En su nuevo libro, The Power of Bad[3], (El poder del mal) John Tierney y Roy Baumeister argumentan, en base a una sustancial evidencia científica, que lo malo tiene mucho más impacto sobre nosotros que lo bueno. La mala salud nos hace mayor impresión que la buena salud. La crítica nos afecta más que el elogio. Una mala reputación es más fácil de adquirir y más difícil de evitar que una buena.
Los humanos han sido diseñados – programados – para advertir y reaccionar rápidamente frente a la amenaza. No registrar la proximidad de un león es más peligroso que no ver un fruto maduro en un árbol. Reconocer la bondad de un amigo es algo bueno y virtuoso, pero no tan significativo como ignorar la animosidad de un enemigo. Un traidor puede causar daño a toda una nación.
Deducimos que el garrote es más potente que la zanahoria. El temor a la maldición es probable que afecte más el comportamiento que el deseo de la bendición. La amenaza de castigo es más efectiva que una promesa de recompensa. Tierney y Baumeister lo documentan en una amplia gama de casos, desde la educación hasta la tasa de crímenes. Donde hay una clara amenaza de castigo por mal comportamiento, la gente se comporta mejor.
El judaísmo es una religión de amor y perdón. Pero también es una religión de justicia. Los castigos de la Torá no están allí porque a Dios le gusta castigar, sino porque quiere que actuemos bien. Imaginen un país que tuviera leyes pero no castigos. ¿La gente respetaría la ley? No. Todos elegirían ser libremente impunes aprovechándose de los esfuerzos de los otros, sin contribución alguna. Sin castigo, no hay ley efectiva, y sin ley no hay sociedad. Cuanto más fuertemente se presente lo malo, mayor será la probabilidad de que se elija lo bueno. Es por eso que la tojajá es tan poderosa, dramática y atemorizante. El temor al mal es el más poderoso motivador del bien.
Yo creo que la advertencia de lo malo nos ayuda a elegir lo bueno. Con demasiada frecuencia tomamos decisiones erróneas por no pensar en las consecuencias. Es así como ocurrió el calentamiento global. Es así como se producen las debacles financieras. Es así como las sociedades pierden el espíritu solidario. Con demasiada frecuencia se piensa en el hoy y no en el mañana.
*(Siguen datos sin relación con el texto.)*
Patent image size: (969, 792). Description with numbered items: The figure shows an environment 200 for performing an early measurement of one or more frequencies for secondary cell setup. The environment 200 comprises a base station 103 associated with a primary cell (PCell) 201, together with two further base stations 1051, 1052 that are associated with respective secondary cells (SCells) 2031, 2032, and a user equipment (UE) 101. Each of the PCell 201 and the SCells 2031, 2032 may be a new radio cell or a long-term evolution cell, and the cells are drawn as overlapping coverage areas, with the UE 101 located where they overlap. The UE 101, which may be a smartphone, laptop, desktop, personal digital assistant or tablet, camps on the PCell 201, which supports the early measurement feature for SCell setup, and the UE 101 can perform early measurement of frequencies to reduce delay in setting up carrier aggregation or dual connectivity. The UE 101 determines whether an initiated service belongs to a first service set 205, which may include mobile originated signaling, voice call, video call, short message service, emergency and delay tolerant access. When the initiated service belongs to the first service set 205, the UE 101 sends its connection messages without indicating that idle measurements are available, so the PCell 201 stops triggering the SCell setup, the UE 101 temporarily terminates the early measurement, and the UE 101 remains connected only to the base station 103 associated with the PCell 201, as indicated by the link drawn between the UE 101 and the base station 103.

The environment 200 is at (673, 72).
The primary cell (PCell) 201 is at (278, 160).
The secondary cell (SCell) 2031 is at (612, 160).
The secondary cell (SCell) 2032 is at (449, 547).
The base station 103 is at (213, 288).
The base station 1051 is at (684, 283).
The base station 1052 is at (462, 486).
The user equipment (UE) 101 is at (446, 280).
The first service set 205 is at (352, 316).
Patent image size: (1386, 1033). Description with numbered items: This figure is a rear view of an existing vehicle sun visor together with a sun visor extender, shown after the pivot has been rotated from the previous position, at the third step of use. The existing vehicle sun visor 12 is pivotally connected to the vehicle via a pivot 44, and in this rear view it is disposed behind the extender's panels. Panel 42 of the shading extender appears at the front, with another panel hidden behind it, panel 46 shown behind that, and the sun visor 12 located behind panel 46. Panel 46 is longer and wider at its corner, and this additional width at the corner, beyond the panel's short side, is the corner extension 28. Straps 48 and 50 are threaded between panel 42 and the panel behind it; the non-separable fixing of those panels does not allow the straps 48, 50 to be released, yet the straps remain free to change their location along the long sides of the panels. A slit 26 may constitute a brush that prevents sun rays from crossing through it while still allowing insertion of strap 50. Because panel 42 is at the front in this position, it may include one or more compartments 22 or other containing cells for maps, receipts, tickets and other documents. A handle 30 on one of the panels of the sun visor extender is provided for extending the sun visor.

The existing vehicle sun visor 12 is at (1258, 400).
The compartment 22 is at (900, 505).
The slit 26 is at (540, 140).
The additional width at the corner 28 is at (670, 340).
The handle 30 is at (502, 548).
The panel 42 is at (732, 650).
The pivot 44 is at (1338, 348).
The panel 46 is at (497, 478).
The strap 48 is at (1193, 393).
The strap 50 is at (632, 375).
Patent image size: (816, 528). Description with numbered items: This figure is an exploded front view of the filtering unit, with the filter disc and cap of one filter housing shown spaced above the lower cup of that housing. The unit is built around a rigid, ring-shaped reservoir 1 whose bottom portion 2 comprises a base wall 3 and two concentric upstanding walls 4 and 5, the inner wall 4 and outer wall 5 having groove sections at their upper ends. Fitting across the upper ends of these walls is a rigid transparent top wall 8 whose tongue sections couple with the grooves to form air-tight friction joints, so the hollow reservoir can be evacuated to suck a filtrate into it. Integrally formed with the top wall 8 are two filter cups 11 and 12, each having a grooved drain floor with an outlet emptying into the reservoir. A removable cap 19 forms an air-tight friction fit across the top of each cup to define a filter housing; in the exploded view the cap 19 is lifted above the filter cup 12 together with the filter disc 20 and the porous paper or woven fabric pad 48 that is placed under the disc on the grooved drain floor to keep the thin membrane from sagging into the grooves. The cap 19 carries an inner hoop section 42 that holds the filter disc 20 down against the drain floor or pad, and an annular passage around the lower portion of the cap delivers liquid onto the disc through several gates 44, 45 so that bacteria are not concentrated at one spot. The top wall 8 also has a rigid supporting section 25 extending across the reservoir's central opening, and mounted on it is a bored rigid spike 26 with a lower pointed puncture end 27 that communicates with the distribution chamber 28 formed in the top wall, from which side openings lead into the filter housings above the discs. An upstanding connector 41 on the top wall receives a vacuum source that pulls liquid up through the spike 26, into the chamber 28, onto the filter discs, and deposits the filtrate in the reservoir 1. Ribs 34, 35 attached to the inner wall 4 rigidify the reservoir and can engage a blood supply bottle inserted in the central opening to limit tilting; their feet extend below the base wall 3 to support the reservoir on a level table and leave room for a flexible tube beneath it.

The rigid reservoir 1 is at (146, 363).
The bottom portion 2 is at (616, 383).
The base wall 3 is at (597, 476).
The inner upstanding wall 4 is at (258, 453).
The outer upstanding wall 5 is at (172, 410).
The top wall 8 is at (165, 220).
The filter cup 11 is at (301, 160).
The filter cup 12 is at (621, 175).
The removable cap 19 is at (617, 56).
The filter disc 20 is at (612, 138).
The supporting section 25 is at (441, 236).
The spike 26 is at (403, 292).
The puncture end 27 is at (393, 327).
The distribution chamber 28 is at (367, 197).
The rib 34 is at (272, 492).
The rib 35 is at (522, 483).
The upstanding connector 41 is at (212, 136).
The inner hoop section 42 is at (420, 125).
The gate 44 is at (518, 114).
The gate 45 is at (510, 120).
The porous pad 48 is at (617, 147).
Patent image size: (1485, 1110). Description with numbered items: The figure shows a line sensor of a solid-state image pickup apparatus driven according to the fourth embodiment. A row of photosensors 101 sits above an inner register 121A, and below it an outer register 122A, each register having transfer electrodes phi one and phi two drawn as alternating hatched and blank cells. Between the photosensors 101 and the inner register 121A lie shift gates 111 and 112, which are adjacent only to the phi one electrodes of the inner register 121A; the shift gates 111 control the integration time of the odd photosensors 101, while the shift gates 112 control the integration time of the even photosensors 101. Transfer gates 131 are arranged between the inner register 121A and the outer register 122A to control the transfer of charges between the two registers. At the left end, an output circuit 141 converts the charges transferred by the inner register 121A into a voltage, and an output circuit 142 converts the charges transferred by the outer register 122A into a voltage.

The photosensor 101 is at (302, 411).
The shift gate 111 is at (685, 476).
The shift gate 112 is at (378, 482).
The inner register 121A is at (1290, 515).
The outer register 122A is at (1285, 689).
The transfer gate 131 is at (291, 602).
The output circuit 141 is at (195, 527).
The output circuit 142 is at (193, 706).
La Torá, al pintar con detalle contundente lo que puede suceder cuando una nación pierde sus guías morales y espirituales, nos habla a cada generación diciendo: cuidado. Tomen nota. No funcionen con piloto automático. Una vez que la sociedad se descalabra ya es demasiado tarde. Eviten el mal. Elijan el bien. Piensen en lo mediato y elijan el camino que conduce a las bendiciones.
[1] Esta cita ha sido usada por el Dr. King en varias ocasiones, incluso durante la marcha desde Selma en 1965 cuando respondió la pregunta: ¿Cuánto tiempo tomará para ver justicia social? Esta es actualmente celebrada como una de sus citas más famosas, aunque King estaba citando al ministro unitario y abolicionista del siglo IXX Theodore Parker de Massachusetts.
[2] Berajot 3a
[3] John Tierney and Roy Baumeister, The Power of Bad, Allen Lane, 2019.